Robin Williams’ final performance was always going to be a big draw.
Enjoyment.
And he doesn’t disappoint, even if the plot does.
In Retrospect.
Like its protagonist, this is an almost painfully shy and unrevealing film.
Boulevard contains surface similarities to Mike Mills’ 2010 coming-out comedy, Beginners. Both feature protagonists who confront their homosexuality after decades trapped inside a heterosexual marriage. But where Christopher Plummer’s Hal embraced his new lifestyle with open arms, Boulevard’s Nolan Mack (Robin Williams) is too far gone. He’s so used to suppressing every mysterious urge that he’s now too terrified to confront them. To him, simply holding another man’s hand is a thrilling affair.

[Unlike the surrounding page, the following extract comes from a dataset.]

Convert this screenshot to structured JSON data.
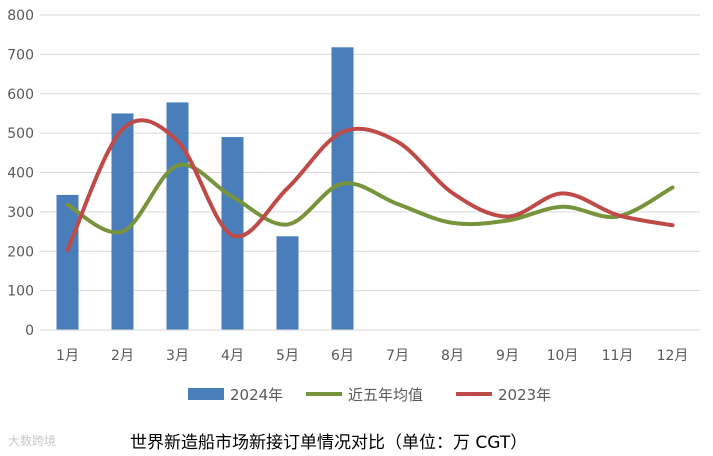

Nolan is a sixtysomething suburban bank clerk moving through life in a daze. His down time is divided between sitting at his the bedside of his dying father, and with his similarly buttoned-down wife, Joy (Kathy Baker). Then one night he almost runs over young street hustler Leo (Roberto Aguire). The near-miss leaves him shaken, yet seconds later he is nervously offering Leo cash and driving to a nearby hotel – not for sex, just to talk. It’s a jarring shift: has Nolan slowed down while passing these streets in nights gone by?
Get more Little White Lies
Williams was a man known for his wide eyes and flailing limbs. As Nolan, the actor keeps it simple and stripped back, struggling to hide his new platonic relationship from Joy. His hastily assembled web of lies swiftly collapses under Joy’s gentle scrutiny, his twitching hands and hangdog expression speak volumes. It’s a fascinating study of repression from both Williams and Baker; one that finally climaxes with an outpouring of emotion and what is easily the film’s most satisfying scene.
Sadly, the sequences spent with Leo are an exercise in frustration. The refusal to allow Nolan even the tiniest indulgence means the tryst simply rattles along before coming to an abrupt halt. It doesn’t help that the night scenes feel so flat and slow. Chung-hoon Chung’s framing and Jimmy Haun and David Whittman’s synthy score seem to evoke the moodiness of Drive of all things, but it’s the wrong fit for such a low-key character piece. Were it not for Williams’ performance, Boulevard would be entirely forgettable. It seems an unfair swansong for such a treasured actor, but then nothing about his passing seems particularly fair.